The acquired dyslexias have their counterparts in the acquired agraphias. Patients with phonological agra-phia are severely impaired in their ability to spell or write nonsense words but are capable of very good performance on legitimate words, even words that are low in frequency and contain unusual spelling patterns (e.g., "leopard"). The deficit is these cases appears to lie in the ability to convert sublexical phonological units to orthographic units (graphemes and letters). The converse impairment—an inability to access the written forms of whole words with preserved ability to convert sublexical phonological units to orthographic units, termed surface agraphia or lexical agraphia— has also been described. A third disturbance, known as "asemantic writing,'' consists of the inability to write spontaneously but the retained ability to write to dictation. This suggests that the contents of the visual word-form system can be addressed from spoken input but not from the meaning of a word.

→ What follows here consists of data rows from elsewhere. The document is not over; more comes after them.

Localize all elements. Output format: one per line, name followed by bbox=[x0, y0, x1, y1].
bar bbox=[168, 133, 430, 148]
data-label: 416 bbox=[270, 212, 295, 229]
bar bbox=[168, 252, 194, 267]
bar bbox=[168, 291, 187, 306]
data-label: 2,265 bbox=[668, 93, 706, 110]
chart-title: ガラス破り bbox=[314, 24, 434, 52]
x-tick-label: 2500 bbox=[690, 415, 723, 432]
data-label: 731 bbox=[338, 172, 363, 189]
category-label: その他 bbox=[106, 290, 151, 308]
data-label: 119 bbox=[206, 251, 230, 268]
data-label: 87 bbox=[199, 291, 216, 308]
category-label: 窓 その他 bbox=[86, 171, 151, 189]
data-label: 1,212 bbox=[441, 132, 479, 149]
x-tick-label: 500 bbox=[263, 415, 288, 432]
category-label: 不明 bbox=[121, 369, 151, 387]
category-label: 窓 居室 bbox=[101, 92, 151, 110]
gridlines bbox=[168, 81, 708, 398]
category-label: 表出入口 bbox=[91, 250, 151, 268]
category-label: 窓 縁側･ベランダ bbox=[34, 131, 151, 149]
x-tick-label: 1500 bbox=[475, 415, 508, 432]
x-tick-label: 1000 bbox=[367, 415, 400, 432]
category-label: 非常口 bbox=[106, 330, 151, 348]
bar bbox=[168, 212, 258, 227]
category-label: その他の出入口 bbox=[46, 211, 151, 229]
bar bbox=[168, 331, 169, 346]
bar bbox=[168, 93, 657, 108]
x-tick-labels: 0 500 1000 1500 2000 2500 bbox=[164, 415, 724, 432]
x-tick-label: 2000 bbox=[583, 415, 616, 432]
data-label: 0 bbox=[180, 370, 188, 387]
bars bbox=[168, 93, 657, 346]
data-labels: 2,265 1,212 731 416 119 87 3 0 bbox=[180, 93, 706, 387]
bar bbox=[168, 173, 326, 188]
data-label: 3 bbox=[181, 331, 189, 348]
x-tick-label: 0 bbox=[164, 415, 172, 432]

These disorders of writing can be strikingly different from patients' reading performances. For instance, one patient was unable to write nonsense words to dictation but read these items aloud without difficulty; another produced numerous misspellings when attempting to write orthographically irregular or ambiguous words but accurately read the majority of legitimate words perfectly. These dissociations have led researchers to infer that the orthographic knowledge necessary for word recognition in reading is different from the orthographic knowledge necessary for correct spelling in writing.

The abstract graphemic representation of familiar and unfamiliar words is ultimately converted by the writing mechanism into a sequence of rapid movements that generate letters on the page. A specialized working memory device is needed to maintain the graphemic code in a buffer zone while the spatial identity of each letter is chosen at the next processing stage. One patient made the same kind of errors in writing, oral spelling, and typing, a result that justifies the conclusion that the disturbance arose while these items were in the planning buffer and before the programming and execution of a particular motor act began.

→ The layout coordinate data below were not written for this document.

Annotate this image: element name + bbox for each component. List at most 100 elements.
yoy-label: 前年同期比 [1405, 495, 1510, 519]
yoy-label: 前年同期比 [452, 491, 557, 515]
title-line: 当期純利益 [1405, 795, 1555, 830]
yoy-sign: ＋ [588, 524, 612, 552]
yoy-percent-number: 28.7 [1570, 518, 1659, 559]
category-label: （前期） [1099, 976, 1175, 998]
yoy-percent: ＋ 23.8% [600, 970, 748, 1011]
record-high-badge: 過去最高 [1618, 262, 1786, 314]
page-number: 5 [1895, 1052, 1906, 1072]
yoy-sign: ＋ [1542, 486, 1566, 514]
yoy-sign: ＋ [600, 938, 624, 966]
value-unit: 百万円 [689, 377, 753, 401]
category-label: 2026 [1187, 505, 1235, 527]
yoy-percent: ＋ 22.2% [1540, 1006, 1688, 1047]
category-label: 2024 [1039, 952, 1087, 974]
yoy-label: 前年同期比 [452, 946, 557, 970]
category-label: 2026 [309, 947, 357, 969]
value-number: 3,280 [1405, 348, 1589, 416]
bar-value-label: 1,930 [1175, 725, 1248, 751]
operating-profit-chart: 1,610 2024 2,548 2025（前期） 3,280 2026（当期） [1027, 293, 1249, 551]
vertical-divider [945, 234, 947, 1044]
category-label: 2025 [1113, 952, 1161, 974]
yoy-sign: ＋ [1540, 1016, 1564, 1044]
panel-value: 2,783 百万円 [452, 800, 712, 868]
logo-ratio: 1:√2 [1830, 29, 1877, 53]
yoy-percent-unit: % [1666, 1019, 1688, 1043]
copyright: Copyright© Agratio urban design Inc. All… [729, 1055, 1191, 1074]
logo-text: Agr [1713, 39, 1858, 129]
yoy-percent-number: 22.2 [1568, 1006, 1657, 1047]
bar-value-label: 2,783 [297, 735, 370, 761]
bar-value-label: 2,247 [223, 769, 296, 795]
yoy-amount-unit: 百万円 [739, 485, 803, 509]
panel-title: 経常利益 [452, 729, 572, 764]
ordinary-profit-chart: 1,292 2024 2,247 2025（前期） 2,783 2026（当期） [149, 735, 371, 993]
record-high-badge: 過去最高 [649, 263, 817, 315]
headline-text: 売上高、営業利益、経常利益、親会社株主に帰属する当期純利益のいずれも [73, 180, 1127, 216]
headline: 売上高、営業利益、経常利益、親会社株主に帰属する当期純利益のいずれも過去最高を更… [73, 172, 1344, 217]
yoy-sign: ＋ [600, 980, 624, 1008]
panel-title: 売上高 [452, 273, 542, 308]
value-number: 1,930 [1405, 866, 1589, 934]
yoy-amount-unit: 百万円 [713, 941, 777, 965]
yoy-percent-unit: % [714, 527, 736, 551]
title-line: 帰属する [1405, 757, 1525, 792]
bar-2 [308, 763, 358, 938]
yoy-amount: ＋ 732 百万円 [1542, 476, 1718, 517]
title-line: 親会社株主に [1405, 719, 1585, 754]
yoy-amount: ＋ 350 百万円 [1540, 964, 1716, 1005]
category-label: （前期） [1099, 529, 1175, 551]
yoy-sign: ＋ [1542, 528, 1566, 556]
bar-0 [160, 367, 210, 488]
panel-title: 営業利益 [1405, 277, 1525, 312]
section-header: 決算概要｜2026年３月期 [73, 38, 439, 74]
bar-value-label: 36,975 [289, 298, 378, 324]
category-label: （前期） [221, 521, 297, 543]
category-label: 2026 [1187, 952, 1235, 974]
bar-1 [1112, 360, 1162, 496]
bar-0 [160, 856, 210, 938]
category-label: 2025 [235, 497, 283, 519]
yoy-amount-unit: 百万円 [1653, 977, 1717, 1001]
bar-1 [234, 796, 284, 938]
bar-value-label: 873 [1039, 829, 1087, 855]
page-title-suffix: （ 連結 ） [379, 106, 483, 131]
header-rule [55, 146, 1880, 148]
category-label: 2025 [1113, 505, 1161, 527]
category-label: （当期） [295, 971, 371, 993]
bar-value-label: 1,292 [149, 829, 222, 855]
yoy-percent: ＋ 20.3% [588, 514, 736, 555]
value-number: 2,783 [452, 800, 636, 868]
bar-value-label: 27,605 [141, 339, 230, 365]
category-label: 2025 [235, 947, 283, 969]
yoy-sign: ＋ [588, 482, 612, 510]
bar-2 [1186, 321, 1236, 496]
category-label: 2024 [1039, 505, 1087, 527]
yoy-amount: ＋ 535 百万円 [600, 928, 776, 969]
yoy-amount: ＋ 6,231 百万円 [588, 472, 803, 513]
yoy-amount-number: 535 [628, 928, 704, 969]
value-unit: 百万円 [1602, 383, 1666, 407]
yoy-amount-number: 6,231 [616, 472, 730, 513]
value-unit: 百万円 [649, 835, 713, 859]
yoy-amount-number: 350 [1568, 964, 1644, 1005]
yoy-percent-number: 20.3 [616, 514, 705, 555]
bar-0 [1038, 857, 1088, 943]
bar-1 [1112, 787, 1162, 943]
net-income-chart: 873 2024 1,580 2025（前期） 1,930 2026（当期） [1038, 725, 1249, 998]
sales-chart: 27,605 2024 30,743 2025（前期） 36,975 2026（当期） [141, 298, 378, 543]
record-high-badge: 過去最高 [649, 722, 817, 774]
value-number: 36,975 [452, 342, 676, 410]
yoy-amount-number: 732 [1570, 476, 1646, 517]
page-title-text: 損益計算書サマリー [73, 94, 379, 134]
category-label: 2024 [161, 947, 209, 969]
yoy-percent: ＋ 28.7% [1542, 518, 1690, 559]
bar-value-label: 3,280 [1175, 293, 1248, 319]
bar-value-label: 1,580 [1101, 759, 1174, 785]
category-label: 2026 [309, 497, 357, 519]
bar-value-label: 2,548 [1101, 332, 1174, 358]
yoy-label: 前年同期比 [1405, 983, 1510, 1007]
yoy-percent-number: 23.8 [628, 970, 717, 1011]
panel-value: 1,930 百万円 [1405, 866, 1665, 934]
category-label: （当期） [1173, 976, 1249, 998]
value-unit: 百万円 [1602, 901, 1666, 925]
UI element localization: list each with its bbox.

Written production takes place by generating the spatial form of each letter (allographs) in the correct order. A few agraphic cases have been documented in which the impairment is plainly confined to the retrieval of elements in the allographic code. In these patients, adequate knowledge of the word's orthography can be demonstrated because oral spelling is carried out extremely well. When tested, other methods of forming a printed word that do not require a written response (typing or use of block letters) may also yield a high degree of accuracy. Writing, however, is characterized by numerous errors of omission, substitution, reversals, and insertions. The agraphia is not merely a disturbance in the production of a graphic motor pattern because patients can write single letters to dictation, and their writing of words, although flawed, is clearly legible.

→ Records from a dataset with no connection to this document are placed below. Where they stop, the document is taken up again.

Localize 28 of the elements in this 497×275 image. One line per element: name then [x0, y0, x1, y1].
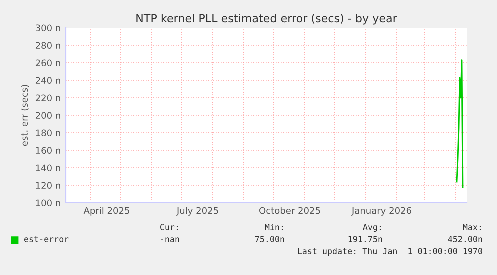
- chart-title: NTP kernel PLL estimated error (secs) - by year: [136, 14, 398, 25]
- y-tick-label: 200 n: [36, 112, 60, 120]
- text: 75.00n: [255, 236, 284, 242]
- text: Min:: [265, 224, 283, 230]
- text: Last update: Thu Jan 1 01:00:00 1970: [298, 248, 482, 256]
- x-tick-label: April 2025: [84, 207, 130, 216]
- x-tick-label: July 2025: [176, 207, 218, 216]
- y-tick-label: 140 n: [36, 164, 60, 172]
- legend-label: est-error: [24, 236, 69, 242]
- text: Max:: [463, 224, 481, 230]
- y-tick-label: 280 n: [36, 42, 60, 50]
- y-tick-label: 240 n: [36, 77, 60, 84]
- text: 452.00n: [448, 236, 482, 242]
- y-tick-label: 160 n: [36, 147, 60, 154]
- text: 191.75n: [348, 236, 382, 242]
- text: Cur:: [160, 224, 178, 230]
- x-tick-label: January 2026: [352, 207, 412, 216]
- text: -nan: [161, 238, 180, 242]
- y-tick-label: 120 n: [36, 182, 60, 190]
- text: Avg:: [363, 224, 381, 232]
- y-axis-title: est. err (secs): [21, 85, 30, 146]
- x-tick-label: October 2025: [260, 207, 320, 214]
- y-tick-label: 180 n: [36, 130, 60, 137]
- y-tick-label: 300 n: [36, 24, 60, 32]
- y-tick-label: 260 n: [36, 60, 60, 67]
- y-tick-label: 220 n: [36, 94, 60, 102]
- line-series: [456, 60, 464, 188]
- y-tick-label: 100 n: [36, 200, 60, 207]
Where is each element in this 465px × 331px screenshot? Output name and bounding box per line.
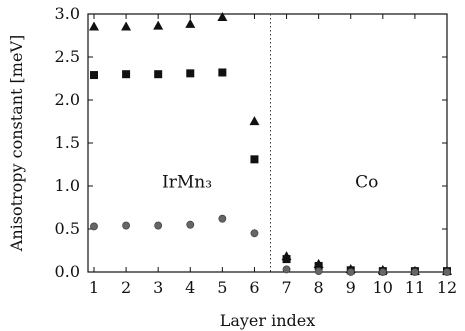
region-label-co: Co — [355, 173, 378, 193]
x-tick-label: 8 — [314, 278, 324, 297]
triangle-point — [153, 20, 164, 30]
triangle-point — [249, 116, 260, 126]
y-axis-label: Anisotropy constant [meV] — [7, 35, 26, 252]
square-point — [250, 155, 259, 164]
square-point — [90, 71, 98, 80]
y-tick-label: 1.0 — [55, 176, 80, 195]
square-point — [154, 70, 163, 79]
square-point — [186, 69, 195, 78]
circle-point — [346, 268, 355, 276]
x-tick-label: 6 — [249, 278, 259, 297]
circle-point — [186, 220, 195, 229]
circle-point — [378, 268, 387, 276]
y-tick-label: 2.0 — [55, 90, 80, 109]
x-tick-label: 11 — [405, 278, 425, 297]
y-tick-label: 3.0 — [55, 4, 80, 23]
x-tick-label: 9 — [346, 278, 356, 297]
circle-point — [282, 265, 291, 274]
plot-frame — [87, 13, 448, 273]
x-tick-label: 1 — [89, 278, 99, 297]
x-tick-label: 5 — [217, 278, 227, 297]
circle-point — [218, 214, 227, 223]
x-tick-label: 3 — [153, 278, 163, 297]
triangle-point — [89, 21, 99, 31]
x-tick-label: 12 — [437, 278, 457, 297]
x-tick-label: 4 — [185, 278, 195, 297]
triangle-point — [185, 18, 196, 28]
x-tick-label: 2 — [121, 278, 131, 297]
x-tick-label: 10 — [373, 278, 393, 297]
triangle-point — [217, 12, 228, 22]
square-point — [218, 68, 227, 77]
circle-point — [154, 221, 163, 230]
y-tick-label: 0.5 — [55, 219, 80, 238]
y-tick-label: 2.5 — [55, 47, 80, 66]
square-point — [122, 70, 131, 79]
triangle-point — [121, 21, 132, 31]
circle-point — [411, 268, 419, 276]
circle-point — [90, 222, 98, 231]
x-axis-label: Layer index — [220, 311, 316, 330]
circle-point — [314, 267, 323, 276]
y-tick-label: 0.0 — [55, 262, 80, 281]
square-point — [314, 261, 323, 270]
x-tick-label: 7 — [281, 278, 291, 297]
y-tick-label: 1.5 — [55, 133, 80, 152]
circle-point — [250, 229, 259, 238]
region-label-irmn: IrMn₃ — [162, 173, 212, 193]
square-point — [282, 255, 291, 264]
circle-point — [122, 221, 130, 230]
circle-point — [443, 268, 451, 276]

Finally, the motor schema for a letter appears to distinguish between the movements denoting the shape of a letter and the parameters that govern scale factors such as magnitude and orientation. Cases of apractic agraphia reveal a loss of the motor programs necessary for producing letters. Written characters are poorly formed and may be indecipherable, although even severely affected patients maintain the distinction between cursive and printed letters and between upper-and lowercase. Evidence indicates that the disturbance need not be associated with limb apraxia. Certain patients with right hemisphere damage have no difficulty constructing written letters or words, but they exceed the correct number of strokes on letters that require repetitive movements.